Areas of Serious Concern
OOPA has grave reservations about several key recommendations emerging from the review.
1. Proposed Title Reversion
The recommendation to revert the professional title from Physician Associate to Physician Assistant is misaligned with current legislation, professional identity, and public understanding. It risks introducing ambiguity into workforce planning and public communication. The title Physician Associate was established in UK statute to reflect the unique nature of the role within this healthcare system. A name change of this kind would undo years of progress in role clarity and professional engagement. The department of health have recently announced that a ‘physician associate’ should now be referred as a ‘physician assistant’ with immediate effect.
2. Clinical Scope Restrictions
The recommendation that PAs should not see undifferentiated or untriaged patients is a significant constraint on the operational flexibility of multidisciplinary teams. Such restrictions are not consistent with current safe practice or the supervisory frameworks under which PAs already operate. Professor Leng’s review highlights evidence that proves the safety and effectiveness of PAs in these settings, and such a rrecommendation in contrast to the evidence, without further immediately available instruction on how experienced PAs are to practice is deeply troubling. Any new practice standards must be evidence-based, proportionate, informed by frontline realities and available with urgency to safeguard practising PAs and their patients.
3. Professional Leadership and Representation
OoOPA is particularly disheartened by the recommendation to establish a permanent faculty to provide professional leadership for Physician Associates, to be led by a relevant medical royal college or the Academy of Medical Royal Colleges. This proposal would effectively strip PAs of an independent, representative voice at a time when such input is more critical than ever.
CMAPs is a functioning, collaborative, and forward-facing professional body, founded specifically to represent the unique needs of Medical Associate Professionals. It has actively sought to work alongside medical royal colleges and regulatory stakeholders to develop shared, clinically appropriate standards. To bypass this established institution, in favour of structures that do not include dedicated PA leadership, is both counterproductive and disheartening.

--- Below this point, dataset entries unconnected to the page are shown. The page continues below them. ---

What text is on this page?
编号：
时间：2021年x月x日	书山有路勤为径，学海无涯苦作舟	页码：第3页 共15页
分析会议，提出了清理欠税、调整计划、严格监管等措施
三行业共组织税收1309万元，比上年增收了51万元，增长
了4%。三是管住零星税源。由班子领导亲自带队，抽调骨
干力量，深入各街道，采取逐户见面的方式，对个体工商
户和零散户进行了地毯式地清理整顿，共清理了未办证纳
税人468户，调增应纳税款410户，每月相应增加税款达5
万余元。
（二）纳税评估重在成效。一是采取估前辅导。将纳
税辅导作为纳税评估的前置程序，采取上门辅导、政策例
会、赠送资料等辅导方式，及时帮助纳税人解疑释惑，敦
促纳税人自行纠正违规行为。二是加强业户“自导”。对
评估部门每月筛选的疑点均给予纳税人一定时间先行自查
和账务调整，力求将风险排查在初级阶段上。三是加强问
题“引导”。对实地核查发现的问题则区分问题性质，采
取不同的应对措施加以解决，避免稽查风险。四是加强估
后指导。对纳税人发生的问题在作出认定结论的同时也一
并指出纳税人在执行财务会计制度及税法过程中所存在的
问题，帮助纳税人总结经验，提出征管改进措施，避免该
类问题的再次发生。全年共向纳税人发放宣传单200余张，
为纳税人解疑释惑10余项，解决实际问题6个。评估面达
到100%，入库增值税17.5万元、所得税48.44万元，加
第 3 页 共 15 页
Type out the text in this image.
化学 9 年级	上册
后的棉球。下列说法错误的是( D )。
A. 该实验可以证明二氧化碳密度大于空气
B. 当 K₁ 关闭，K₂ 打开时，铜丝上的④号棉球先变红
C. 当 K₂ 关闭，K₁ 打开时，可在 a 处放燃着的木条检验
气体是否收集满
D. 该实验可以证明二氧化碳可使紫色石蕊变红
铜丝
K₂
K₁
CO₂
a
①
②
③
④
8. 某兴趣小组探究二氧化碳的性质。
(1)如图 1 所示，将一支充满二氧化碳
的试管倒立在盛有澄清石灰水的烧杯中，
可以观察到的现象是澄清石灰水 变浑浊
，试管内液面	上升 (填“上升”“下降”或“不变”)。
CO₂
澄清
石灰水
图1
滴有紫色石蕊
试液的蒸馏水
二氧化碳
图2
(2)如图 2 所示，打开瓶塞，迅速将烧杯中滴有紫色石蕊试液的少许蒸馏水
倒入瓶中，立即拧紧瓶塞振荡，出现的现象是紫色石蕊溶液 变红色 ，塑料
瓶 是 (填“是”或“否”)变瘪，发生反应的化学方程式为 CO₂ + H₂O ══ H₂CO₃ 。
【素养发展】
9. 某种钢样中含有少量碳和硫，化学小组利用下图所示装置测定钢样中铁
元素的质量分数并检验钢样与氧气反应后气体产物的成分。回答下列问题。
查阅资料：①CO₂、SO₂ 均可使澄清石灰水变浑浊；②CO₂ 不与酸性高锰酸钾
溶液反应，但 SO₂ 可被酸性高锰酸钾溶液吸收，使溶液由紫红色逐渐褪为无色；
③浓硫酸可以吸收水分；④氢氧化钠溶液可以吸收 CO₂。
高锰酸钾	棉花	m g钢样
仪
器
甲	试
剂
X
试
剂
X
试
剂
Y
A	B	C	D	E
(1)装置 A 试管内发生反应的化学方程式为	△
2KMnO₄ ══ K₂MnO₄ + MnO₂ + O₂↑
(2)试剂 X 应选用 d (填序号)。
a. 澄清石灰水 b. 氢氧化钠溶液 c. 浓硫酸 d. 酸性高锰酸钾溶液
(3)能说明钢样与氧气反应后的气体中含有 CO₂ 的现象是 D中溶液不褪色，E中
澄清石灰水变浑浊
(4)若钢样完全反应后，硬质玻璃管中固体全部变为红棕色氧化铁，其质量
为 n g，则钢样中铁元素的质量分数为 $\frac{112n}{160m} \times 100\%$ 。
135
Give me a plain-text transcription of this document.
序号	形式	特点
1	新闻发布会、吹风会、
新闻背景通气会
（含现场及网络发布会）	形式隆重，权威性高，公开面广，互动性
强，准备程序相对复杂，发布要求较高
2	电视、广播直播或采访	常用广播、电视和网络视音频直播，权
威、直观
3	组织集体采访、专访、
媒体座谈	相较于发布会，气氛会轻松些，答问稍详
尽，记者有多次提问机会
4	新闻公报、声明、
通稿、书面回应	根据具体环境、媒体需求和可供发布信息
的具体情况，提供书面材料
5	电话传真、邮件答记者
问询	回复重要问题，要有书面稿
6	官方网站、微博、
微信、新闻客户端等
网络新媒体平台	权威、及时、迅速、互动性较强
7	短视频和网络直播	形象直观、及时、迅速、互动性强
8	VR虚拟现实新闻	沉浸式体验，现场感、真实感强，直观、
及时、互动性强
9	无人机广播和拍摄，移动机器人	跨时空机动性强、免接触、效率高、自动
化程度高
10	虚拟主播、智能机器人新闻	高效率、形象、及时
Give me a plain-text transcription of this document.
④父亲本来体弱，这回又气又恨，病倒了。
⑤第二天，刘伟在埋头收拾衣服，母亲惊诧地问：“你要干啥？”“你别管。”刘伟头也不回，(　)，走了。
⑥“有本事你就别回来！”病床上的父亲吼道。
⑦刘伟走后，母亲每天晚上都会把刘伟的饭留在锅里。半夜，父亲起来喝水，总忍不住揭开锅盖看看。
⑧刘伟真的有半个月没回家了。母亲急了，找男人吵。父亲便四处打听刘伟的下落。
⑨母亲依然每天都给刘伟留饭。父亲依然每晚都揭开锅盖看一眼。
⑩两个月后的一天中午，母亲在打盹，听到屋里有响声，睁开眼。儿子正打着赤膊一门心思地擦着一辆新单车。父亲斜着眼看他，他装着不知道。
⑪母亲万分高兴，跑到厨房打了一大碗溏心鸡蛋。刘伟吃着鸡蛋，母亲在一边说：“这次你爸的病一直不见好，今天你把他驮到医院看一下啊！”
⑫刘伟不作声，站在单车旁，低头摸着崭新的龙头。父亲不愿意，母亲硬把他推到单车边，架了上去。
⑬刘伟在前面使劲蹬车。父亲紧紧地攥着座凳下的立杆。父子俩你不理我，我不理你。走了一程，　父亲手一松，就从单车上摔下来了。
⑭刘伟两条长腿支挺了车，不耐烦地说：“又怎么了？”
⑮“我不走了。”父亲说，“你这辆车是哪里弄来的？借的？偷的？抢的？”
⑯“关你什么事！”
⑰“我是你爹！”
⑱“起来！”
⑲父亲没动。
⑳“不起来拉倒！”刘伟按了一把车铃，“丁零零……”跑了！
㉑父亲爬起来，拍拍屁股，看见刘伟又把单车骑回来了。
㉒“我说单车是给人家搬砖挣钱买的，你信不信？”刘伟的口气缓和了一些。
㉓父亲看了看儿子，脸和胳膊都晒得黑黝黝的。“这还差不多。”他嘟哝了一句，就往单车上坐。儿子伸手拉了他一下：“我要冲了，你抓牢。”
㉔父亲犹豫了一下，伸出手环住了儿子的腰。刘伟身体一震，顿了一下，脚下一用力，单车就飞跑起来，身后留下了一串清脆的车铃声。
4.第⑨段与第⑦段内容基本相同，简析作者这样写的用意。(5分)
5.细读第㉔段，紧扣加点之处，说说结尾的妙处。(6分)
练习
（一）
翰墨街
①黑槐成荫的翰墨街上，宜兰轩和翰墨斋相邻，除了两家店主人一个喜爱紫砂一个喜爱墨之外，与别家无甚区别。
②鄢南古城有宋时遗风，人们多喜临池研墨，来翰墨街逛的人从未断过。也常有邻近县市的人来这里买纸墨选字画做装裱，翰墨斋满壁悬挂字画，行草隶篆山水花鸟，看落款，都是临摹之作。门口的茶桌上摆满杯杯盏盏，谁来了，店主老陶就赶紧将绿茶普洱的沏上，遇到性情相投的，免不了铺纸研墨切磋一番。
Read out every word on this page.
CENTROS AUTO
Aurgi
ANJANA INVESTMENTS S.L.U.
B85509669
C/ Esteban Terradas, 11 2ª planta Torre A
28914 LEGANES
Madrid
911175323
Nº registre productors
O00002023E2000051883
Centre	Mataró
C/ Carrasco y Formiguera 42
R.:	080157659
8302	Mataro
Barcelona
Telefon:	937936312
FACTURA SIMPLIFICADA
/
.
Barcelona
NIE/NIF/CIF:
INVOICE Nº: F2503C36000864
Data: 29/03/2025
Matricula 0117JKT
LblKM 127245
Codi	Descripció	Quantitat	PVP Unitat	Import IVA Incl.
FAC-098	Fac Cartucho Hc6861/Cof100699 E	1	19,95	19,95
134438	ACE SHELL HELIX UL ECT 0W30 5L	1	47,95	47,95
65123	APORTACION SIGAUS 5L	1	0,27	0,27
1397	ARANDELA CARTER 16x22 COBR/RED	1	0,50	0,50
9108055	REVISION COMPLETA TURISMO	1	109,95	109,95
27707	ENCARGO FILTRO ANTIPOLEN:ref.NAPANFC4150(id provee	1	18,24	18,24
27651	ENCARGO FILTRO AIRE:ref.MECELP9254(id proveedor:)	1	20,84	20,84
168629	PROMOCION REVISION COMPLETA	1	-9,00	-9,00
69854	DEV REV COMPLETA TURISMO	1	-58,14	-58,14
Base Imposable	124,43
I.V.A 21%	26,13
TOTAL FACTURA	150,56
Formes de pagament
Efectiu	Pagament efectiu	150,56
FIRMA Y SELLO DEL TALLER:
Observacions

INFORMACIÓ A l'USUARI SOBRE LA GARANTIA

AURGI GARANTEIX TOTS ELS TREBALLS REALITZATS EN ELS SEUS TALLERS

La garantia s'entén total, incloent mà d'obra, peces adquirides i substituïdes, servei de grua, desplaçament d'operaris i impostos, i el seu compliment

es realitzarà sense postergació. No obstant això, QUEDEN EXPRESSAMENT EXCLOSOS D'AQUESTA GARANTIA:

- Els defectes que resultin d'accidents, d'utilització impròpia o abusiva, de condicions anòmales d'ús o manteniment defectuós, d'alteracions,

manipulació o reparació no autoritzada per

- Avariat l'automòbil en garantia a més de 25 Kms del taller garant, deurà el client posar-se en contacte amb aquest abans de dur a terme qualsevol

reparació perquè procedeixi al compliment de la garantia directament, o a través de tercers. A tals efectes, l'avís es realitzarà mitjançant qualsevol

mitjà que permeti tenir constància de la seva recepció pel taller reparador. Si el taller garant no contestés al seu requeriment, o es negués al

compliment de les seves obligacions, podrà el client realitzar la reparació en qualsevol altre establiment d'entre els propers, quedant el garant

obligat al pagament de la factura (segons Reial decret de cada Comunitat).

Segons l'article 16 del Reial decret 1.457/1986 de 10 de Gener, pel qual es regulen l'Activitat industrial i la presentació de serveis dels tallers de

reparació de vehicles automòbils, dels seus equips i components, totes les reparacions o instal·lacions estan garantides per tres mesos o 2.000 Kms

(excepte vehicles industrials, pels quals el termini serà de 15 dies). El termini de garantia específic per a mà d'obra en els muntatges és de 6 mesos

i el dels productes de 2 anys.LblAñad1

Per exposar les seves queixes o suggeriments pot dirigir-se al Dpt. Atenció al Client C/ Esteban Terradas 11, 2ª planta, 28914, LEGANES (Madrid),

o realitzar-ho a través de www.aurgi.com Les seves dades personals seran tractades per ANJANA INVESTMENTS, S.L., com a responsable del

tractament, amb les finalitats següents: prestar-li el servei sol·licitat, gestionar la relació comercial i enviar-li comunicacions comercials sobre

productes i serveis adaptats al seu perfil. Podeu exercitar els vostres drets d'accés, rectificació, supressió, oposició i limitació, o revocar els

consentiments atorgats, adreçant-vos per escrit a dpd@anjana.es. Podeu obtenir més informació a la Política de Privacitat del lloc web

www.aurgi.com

This is not a hypothetical risk. A previous iteration of such a model under the Royal College of Physicians (RCP) failed to provide meaningful representation for PAs and ultimately led to the censorship of their professional voice. To repeat this approach now, rather than build upon existing, inclusive infrastructure, risks compounding past mistakes.
Commitment to Engagement
CMAPs remains open and willing to engage with the Department of Health and Social Care, NHS England, statutory regulators, and relevant medical institutions such as royal colleges to address the implications of this report. We remain steadfast in our commitment to ensuring that any structural, regulatory, or policy changes protect the safety of patients, the effectiveness of clinical teams, and the dignity of Medical Associate Professionals across the UK.